About Me

After a career of over 40 years as an academic psychologist, I started a new career as a public historian of Chinese American history that led to five Yin & Yang Press books and over 100 book talks about the lives of early Chinese immigrants and their families operating laundries, restaurants, and grocery stores. This blog contains more research of interest to supplement my books.

3/19/19

Interracial Marriages: V. Some Noteworthy Examples

Interracial marriages from the mid-19th century until the mid-20th century were even less acceptable in China than in the U.S. Relatives of both a Chinese husband and his white wife generally disapproved of such marriages, even to the point of "disowning" them.  Nonetheless, marriages of Chinese men to white American women did occur, although the number is not known.  Given the rejection and disapproval in society toward such unions, one might expect some of these mixed marriages to fail. How many of these marriages "succeeded" or "failed" is not easy to determine.

Jocelyn Eisenberg, married to a Chinese graduate student, Jun Yu, is a writer and blogger who focuses on contemporary marriages between Chinese men and white women, describes six white women from the past who married Chinese men where details of their marriages have been documented in memoirs or films:

Louise Van Arnam Huie. Call Louise the “greatest” on this list of the yangxifu of the past — she fell in love with a Chinese man in 1889 (Huie Kin, a young minister who founded New York City’s first Chinese Christian Church and later shared his experiences in a book titled Remembrances). They left behind more than just many descendants, as this NPR story notes:
The descendants of the Huie Kin family still have regular family reunions in the US, showing the love continues.

Letticie See. Letticie — also called Ticie — had some serious grit. Sure she boarded a train, with just a bag to her name, at 18. But more importantly, she talked (and even demonstrated) her way into a job at Fong See’s factory in Chinatown, which began a professional — and romantic — partnership that lasted decades. The couple married in 1897, though their union was never recognized during their lifetime because of anti-miscegenation laws. Read about Ticie and her descendants in the book On Gold Mountain by Lisa See.
Mae Franking. Mae could have been just another Midwestern Scotch-Irish girl in Michigan — but then she met Tiam in 1907 when she was just 17, and something changed. Not right away, though. Mae first became friends with Tiam, and eventually opened herself up to a controversial relationship and marriage (the latter denounced in racist articles that ran in Ann Arbor and Detroit). Still, Mae chose him, chose to move with him to Shanghai in the early years of the Republic, and even chose to become a good Chinese wife in the eyes of his family. Tragic events forced her return to Michigan after several years (read Mae Franking’s My Chinese Marriage to find out why).

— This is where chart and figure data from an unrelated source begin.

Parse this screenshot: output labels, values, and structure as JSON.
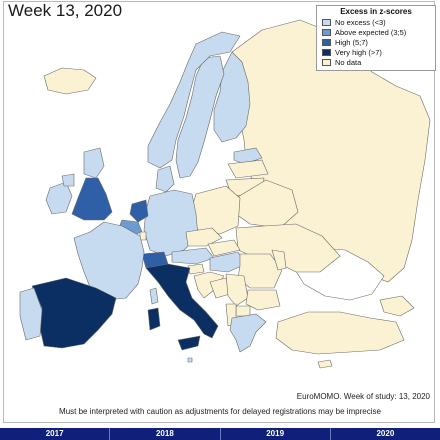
{
  "title": "Week 13, 2020",
  "legend": {
    "title": "Excess in z-scores",
    "items": [
      {
        "label": "No excess (<3)",
        "color": "#c6dbef"
      },
      {
        "label": "Above expected (3;5)",
        "color": "#6b9bd1"
      },
      {
        "label": "High (5;7)",
        "color": "#2f5fa6"
      },
      {
        "label": "Very high (>7)",
        "color": "#0b2f62"
      },
      {
        "label": "No data",
        "color": "#fbf1d3"
      }
    ]
  },
  "colors": {
    "no_excess": "#c6dbef",
    "above_expected": "#6b9bd1",
    "high": "#2f5fa6",
    "very_high": "#0b2f62",
    "no_data": "#fbf1d3",
    "not_covered": "#ffffff",
    "border": "#6a6a6a",
    "timeline": "#10207a"
  },
  "credit": "EuroMOMO. Week of study: 13, 2020",
  "caution": "Must be interpreted with caution as adjustments for delayed registrations may be imprecise",
  "timeline_years": [
    "2017",
    "2018",
    "2019",
    "2020"
  ],
  "regions": [
    {
      "name": "Iceland",
      "category": "no_data"
    },
    {
      "name": "Norway",
      "category": "no_excess"
    },
    {
      "name": "Sweden",
      "category": "no_excess"
    },
    {
      "name": "Finland",
      "category": "no_excess"
    },
    {
      "name": "Russia",
      "category": "no_data"
    },
    {
      "name": "Estonia",
      "category": "no_excess"
    },
    {
      "name": "Latvia",
      "category": "no_data"
    },
    {
      "name": "Lithuania",
      "category": "no_data"
    },
    {
      "name": "Ireland",
      "category": "no_excess"
    },
    {
      "name": "Great Britain",
      "category": "high"
    },
    {
      "name": "Northern Ireland",
      "category": "no_excess"
    },
    {
      "name": "Scotland",
      "category": "no_excess"
    },
    {
      "name": "Denmark",
      "category": "no_excess"
    },
    {
      "name": "Netherlands",
      "category": "high"
    },
    {
      "name": "Belgium",
      "category": "above_expected"
    },
    {
      "name": "Luxembourg",
      "category": "no_data"
    },
    {
      "name": "France",
      "category": "no_excess"
    },
    {
      "name": "Germany",
      "category": "no_excess"
    },
    {
      "name": "Poland",
      "category": "no_data"
    },
    {
      "name": "Belarus",
      "category": "no_data"
    },
    {
      "name": "Ukraine",
      "category": "no_data"
    },
    {
      "name": "Czechia",
      "category": "no_data"
    },
    {
      "name": "Slovakia",
      "category": "no_data"
    },
    {
      "name": "Austria",
      "category": "no_excess"
    },
    {
      "name": "Hungary",
      "category": "no_excess"
    },
    {
      "name": "Switzerland",
      "category": "high"
    },
    {
      "name": "Italy",
      "category": "very_high"
    },
    {
      "name": "Slovenia",
      "category": "no_data"
    },
    {
      "name": "Croatia",
      "category": "no_data"
    },
    {
      "name": "Bosnia",
      "category": "no_data"
    },
    {
      "name": "Serbia",
      "category": "no_data"
    },
    {
      "name": "Romania",
      "category": "no_data"
    },
    {
      "name": "Moldova",
      "category": "no_data"
    },
    {
      "name": "Bulgaria",
      "category": "no_data"
    },
    {
      "name": "Albania",
      "category": "no_data"
    },
    {
      "name": "North Macedonia",
      "category": "no_data"
    },
    {
      "name": "Greece",
      "category": "no_excess"
    },
    {
      "name": "Spain",
      "category": "very_high"
    },
    {
      "name": "Portugal",
      "category": "no_excess"
    },
    {
      "name": "Sardinia",
      "category": "very_high"
    },
    {
      "name": "Corsica",
      "category": "no_excess"
    },
    {
      "name": "Sicily",
      "category": "very_high"
    },
    {
      "name": "Malta",
      "category": "no_excess"
    },
    {
      "name": "Cyprus",
      "category": "no_data"
    },
    {
      "name": "Turkey",
      "category": "no_data"
    },
    {
      "name": "Kazakhstan",
      "category": "not_covered"
    },
    {
      "name": "Georgia",
      "category": "no_data"
    }
  ]
}
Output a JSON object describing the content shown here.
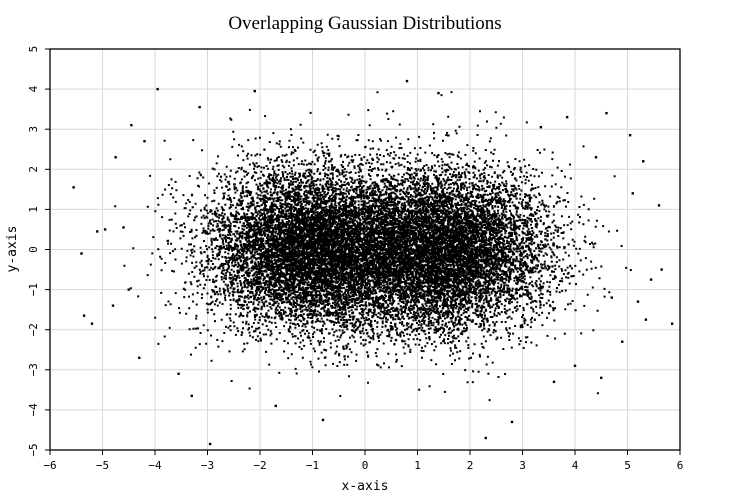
{
  "chart_data": {
    "type": "scatter",
    "title": "Overlapping Gaussian Distributions",
    "xlabel": "x-axis",
    "ylabel": "y-axis",
    "xlim": [
      -6,
      6
    ],
    "ylim": [
      -5,
      5
    ],
    "xticks": [
      "−6",
      "−5",
      "−4",
      "−3",
      "−2",
      "−1",
      "0",
      "1",
      "2",
      "3",
      "4",
      "5",
      "6"
    ],
    "yticks": [
      "−5",
      "−4",
      "−3",
      "−2",
      "−1",
      "0",
      "1",
      "2",
      "3",
      "4",
      "5"
    ],
    "grid": true,
    "marker_color": "#000000",
    "series": [
      {
        "distribution": "gaussian",
        "mean": [
          -1.0,
          0.0
        ],
        "std": [
          1.0,
          1.0
        ]
      },
      {
        "distribution": "gaussian",
        "mean": [
          1.5,
          0.0
        ],
        "std": [
          1.0,
          1.0
        ]
      }
    ],
    "outlier_points": [
      {
        "x": -5.55,
        "y": 1.55
      },
      {
        "x": -5.4,
        "y": -0.1
      },
      {
        "x": -5.35,
        "y": -1.65
      },
      {
        "x": -5.2,
        "y": -1.85
      },
      {
        "x": -5.1,
        "y": 0.45
      },
      {
        "x": -4.95,
        "y": 0.5
      },
      {
        "x": -4.8,
        "y": -1.4
      },
      {
        "x": -4.75,
        "y": 2.3
      },
      {
        "x": -4.6,
        "y": 0.55
      },
      {
        "x": -4.5,
        "y": -1.0
      },
      {
        "x": -4.45,
        "y": 3.1
      },
      {
        "x": -4.3,
        "y": -2.7
      },
      {
        "x": -4.2,
        "y": 2.7
      },
      {
        "x": -3.95,
        "y": 4.0
      },
      {
        "x": -3.55,
        "y": -3.1
      },
      {
        "x": -3.3,
        "y": -3.65
      },
      {
        "x": -3.15,
        "y": 3.55
      },
      {
        "x": -2.95,
        "y": -4.85
      },
      {
        "x": -2.1,
        "y": 3.95
      },
      {
        "x": -1.7,
        "y": -3.9
      },
      {
        "x": -0.8,
        "y": -4.25
      },
      {
        "x": 0.8,
        "y": 4.2
      },
      {
        "x": 1.4,
        "y": 3.9
      },
      {
        "x": 2.3,
        "y": -4.7
      },
      {
        "x": 2.8,
        "y": -4.3
      },
      {
        "x": 3.35,
        "y": 3.05
      },
      {
        "x": 3.6,
        "y": -3.3
      },
      {
        "x": 3.85,
        "y": 3.3
      },
      {
        "x": 4.0,
        "y": -2.9
      },
      {
        "x": 4.4,
        "y": 2.3
      },
      {
        "x": 4.5,
        "y": -3.2
      },
      {
        "x": 4.6,
        "y": 3.4
      },
      {
        "x": 4.7,
        "y": -1.2
      },
      {
        "x": 4.9,
        "y": -2.3
      },
      {
        "x": 5.05,
        "y": 2.85
      },
      {
        "x": 5.1,
        "y": 1.4
      },
      {
        "x": 5.2,
        "y": -1.3
      },
      {
        "x": 5.3,
        "y": 2.2
      },
      {
        "x": 5.35,
        "y": -1.75
      },
      {
        "x": 5.45,
        "y": -0.75
      },
      {
        "x": 5.6,
        "y": 1.1
      },
      {
        "x": 5.65,
        "y": -0.5
      },
      {
        "x": 5.85,
        "y": -1.85
      }
    ]
  }
}
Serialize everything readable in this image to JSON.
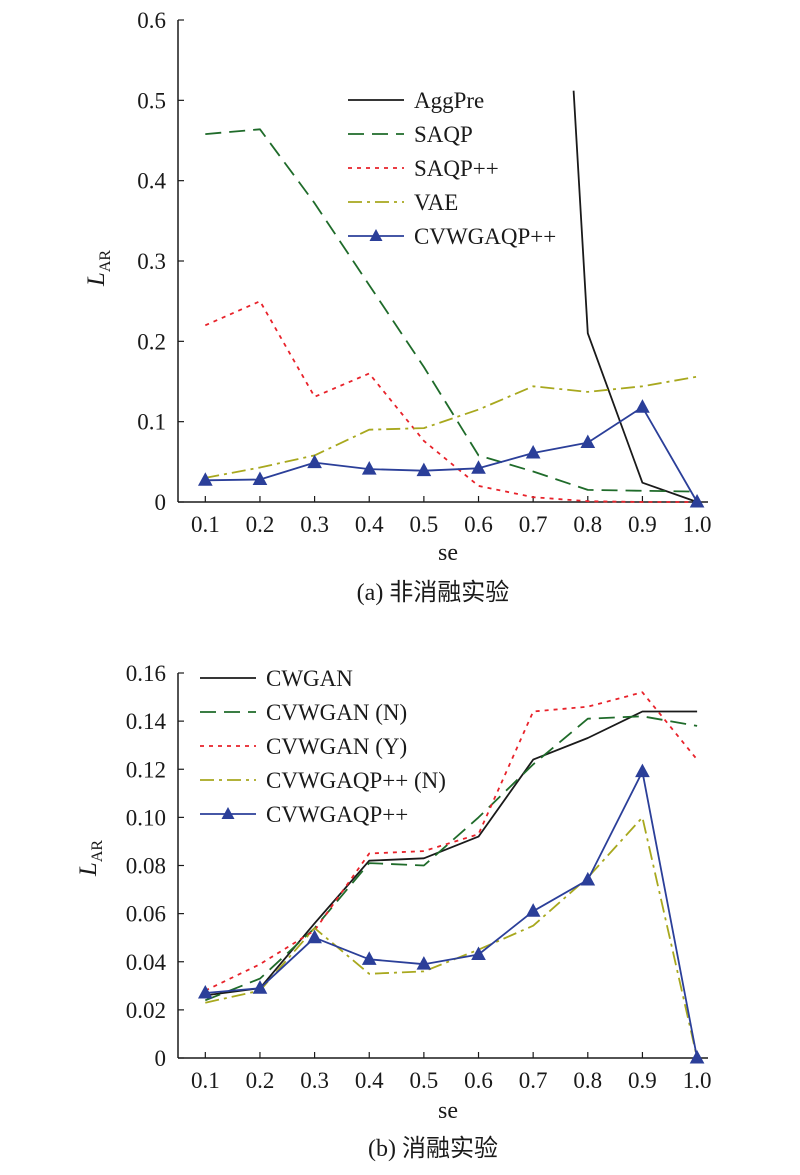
{
  "chart_data": [
    {
      "type": "line",
      "caption": "(a) 非消融实验",
      "xlabel": "se",
      "ylabel_main": "L",
      "ylabel_sub": "AR",
      "x": [
        0.1,
        0.2,
        0.3,
        0.4,
        0.5,
        0.6,
        0.7,
        0.8,
        0.9,
        1.0
      ],
      "x_tick_labels": [
        "0.1",
        "0.2",
        "0.3",
        "0.4",
        "0.5",
        "0.6",
        "0.7",
        "0.8",
        "0.9",
        "1.0"
      ],
      "xlim": [
        0.05,
        1.02
      ],
      "ylim": [
        0,
        0.6
      ],
      "y_ticks": [
        0,
        0.1,
        0.2,
        0.3,
        0.4,
        0.5,
        0.6
      ],
      "y_tick_labels": [
        "0",
        "0.1",
        "0.2",
        "0.3",
        "0.4",
        "0.5",
        "0.6"
      ],
      "grid": false,
      "legend_position": "top-center",
      "series": [
        {
          "name": "AggPre",
          "color": "#1a1a1a",
          "dash": "solid",
          "marker": "none",
          "points": [
            [
              0.774,
              0.512
            ],
            [
              0.8,
              0.21
            ],
            [
              0.9,
              0.024
            ],
            [
              1.0,
              0.0
            ]
          ]
        },
        {
          "name": "SAQP",
          "color": "#1f6b2a",
          "dash": "long-dash",
          "marker": "none",
          "points": [
            [
              0.1,
              0.458
            ],
            [
              0.2,
              0.464
            ],
            [
              0.3,
              0.372
            ],
            [
              0.4,
              0.27
            ],
            [
              0.5,
              0.168
            ],
            [
              0.6,
              0.058
            ],
            [
              0.7,
              0.038
            ],
            [
              0.8,
              0.015
            ],
            [
              0.9,
              0.014
            ],
            [
              1.0,
              0.013
            ]
          ]
        },
        {
          "name": "SAQP++",
          "color": "#e8222a",
          "dash": "dot",
          "marker": "none",
          "points": [
            [
              0.1,
              0.22
            ],
            [
              0.2,
              0.25
            ],
            [
              0.3,
              0.131
            ],
            [
              0.4,
              0.16
            ],
            [
              0.5,
              0.076
            ],
            [
              0.6,
              0.02
            ],
            [
              0.7,
              0.006
            ],
            [
              0.8,
              0.001
            ],
            [
              0.9,
              0.0
            ],
            [
              1.0,
              0.0
            ]
          ]
        },
        {
          "name": "VAE",
          "color": "#a8a81e",
          "dash": "dash-dot",
          "marker": "none",
          "points": [
            [
              0.1,
              0.03
            ],
            [
              0.2,
              0.043
            ],
            [
              0.3,
              0.058
            ],
            [
              0.4,
              0.09
            ],
            [
              0.5,
              0.092
            ],
            [
              0.6,
              0.115
            ],
            [
              0.7,
              0.144
            ],
            [
              0.8,
              0.137
            ],
            [
              0.9,
              0.144
            ],
            [
              1.0,
              0.156
            ]
          ]
        },
        {
          "name": "CVWGAQP++",
          "color": "#2b3f99",
          "dash": "solid",
          "marker": "triangle",
          "points": [
            [
              0.1,
              0.027
            ],
            [
              0.2,
              0.028
            ],
            [
              0.3,
              0.049
            ],
            [
              0.4,
              0.041
            ],
            [
              0.5,
              0.039
            ],
            [
              0.6,
              0.042
            ],
            [
              0.7,
              0.061
            ],
            [
              0.8,
              0.074
            ],
            [
              0.9,
              0.118
            ],
            [
              1.0,
              0.0
            ]
          ]
        }
      ]
    },
    {
      "type": "line",
      "caption": "(b) 消融实验",
      "xlabel": "se",
      "ylabel_main": "L",
      "ylabel_sub": "AR",
      "x": [
        0.1,
        0.2,
        0.3,
        0.4,
        0.5,
        0.6,
        0.7,
        0.8,
        0.9,
        1.0
      ],
      "x_tick_labels": [
        "0.1",
        "0.2",
        "0.3",
        "0.4",
        "0.5",
        "0.6",
        "0.7",
        "0.8",
        "0.9",
        "1.0"
      ],
      "xlim": [
        0.05,
        1.02
      ],
      "ylim": [
        0,
        0.16
      ],
      "y_ticks": [
        0,
        0.02,
        0.04,
        0.06,
        0.08,
        0.1,
        0.12,
        0.14,
        0.16
      ],
      "y_tick_labels": [
        "0",
        "0.02",
        "0.04",
        "0.06",
        "0.08",
        "0.10",
        "0.12",
        "0.14",
        "0.16"
      ],
      "grid": false,
      "legend_position": "top-left",
      "series": [
        {
          "name": "CWGAN",
          "color": "#1a1a1a",
          "dash": "solid",
          "marker": "none",
          "points": [
            [
              0.1,
              0.026
            ],
            [
              0.2,
              0.029
            ],
            [
              0.3,
              0.056
            ],
            [
              0.4,
              0.082
            ],
            [
              0.5,
              0.083
            ],
            [
              0.6,
              0.092
            ],
            [
              0.7,
              0.124
            ],
            [
              0.8,
              0.133
            ],
            [
              0.9,
              0.144
            ],
            [
              1.0,
              0.144
            ]
          ]
        },
        {
          "name": "CVWGAN (N)",
          "color": "#1f6b2a",
          "dash": "long-dash",
          "marker": "none",
          "points": [
            [
              0.1,
              0.024
            ],
            [
              0.2,
              0.033
            ],
            [
              0.3,
              0.054
            ],
            [
              0.4,
              0.081
            ],
            [
              0.5,
              0.08
            ],
            [
              0.6,
              0.1
            ],
            [
              0.7,
              0.122
            ],
            [
              0.8,
              0.141
            ],
            [
              0.9,
              0.142
            ],
            [
              1.0,
              0.138
            ]
          ]
        },
        {
          "name": "CVWGAN (Y)",
          "color": "#e8222a",
          "dash": "dot",
          "marker": "none",
          "points": [
            [
              0.1,
              0.028
            ],
            [
              0.2,
              0.039
            ],
            [
              0.3,
              0.053
            ],
            [
              0.4,
              0.085
            ],
            [
              0.5,
              0.086
            ],
            [
              0.6,
              0.093
            ],
            [
              0.7,
              0.144
            ],
            [
              0.8,
              0.146
            ],
            [
              0.9,
              0.152
            ],
            [
              1.0,
              0.124
            ]
          ]
        },
        {
          "name": "CVWGAQP++ (N)",
          "color": "#a8a81e",
          "dash": "dash-dot",
          "marker": "none",
          "points": [
            [
              0.1,
              0.023
            ],
            [
              0.2,
              0.028
            ],
            [
              0.3,
              0.054
            ],
            [
              0.4,
              0.035
            ],
            [
              0.5,
              0.036
            ],
            [
              0.6,
              0.045
            ],
            [
              0.7,
              0.055
            ],
            [
              0.8,
              0.075
            ],
            [
              0.9,
              0.1
            ],
            [
              1.0,
              0.0
            ]
          ]
        },
        {
          "name": "CVWGAQP++",
          "color": "#2b3f99",
          "dash": "solid",
          "marker": "triangle",
          "points": [
            [
              0.1,
              0.027
            ],
            [
              0.2,
              0.029
            ],
            [
              0.3,
              0.05
            ],
            [
              0.4,
              0.041
            ],
            [
              0.5,
              0.039
            ],
            [
              0.6,
              0.043
            ],
            [
              0.7,
              0.061
            ],
            [
              0.8,
              0.074
            ],
            [
              0.9,
              0.119
            ],
            [
              1.0,
              0.0
            ]
          ]
        }
      ]
    }
  ]
}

Grace Divine Liu. Grace came from a conservative Tennessee background, but bucked all family expectations by falling for Liu Fu-Chi, a Chinese man she met while studying opera singing in New York City. She eventually married him in the city 1932, against the wishes of her family, and later settled with him in Tianjin. Anyone with a passing knowledge of Chinese history will see the dates on her book — 1934 to 1974 — to know there’s some serious drama in this story. War. Harassment. Prison. But she stayed in China. Now that’s courage and, dare I say, grace. Read about it in Grace: An American Woman in China, 1934-1974
Gertrude Wagner-Du. When Gertrude saw Du Chengrong at a skating rink in Vienna in 1933, it really was love at first sight. She later traveled alone to Shanghai just to be with him — despite her disapproving parents — and married him in 1935 at a hotel next to Hangzhou’s West Lake. Sigh.
But China’s tumultuous history interrupted their happily ever after, from war with Japan to the Cultural Revolution. She could have easily fled to Vienna, but instead stayed in China out of love for her husband.
Gladys Yang. She married scholar Yang Xianyi in 1941, and the two formed one of the most famous pairs of translators, producing renowned English versions of classic Chinese literature, from A Dream of Red Mansions to Lu Xun’s stories. People say Gladys truly loved China, a love that sustained her through some of the darkest times of modern Chinese history (she stayed there with her husband from 1941 until her death in 1999). This quote from her husband couldn’t have said it better:
“She wanted to live a Chinese life and even after being in jail she still decided to stay in China,” said her husband, who added: “She regretted her son’s death, although otherwise, I don’t believe she regretted anything.”
Read their story in White Tiger: An Autobiography of Yang Xianyi. Also, see this appreciation from Black and White Cat, who apparently once had Gladys’ sofa!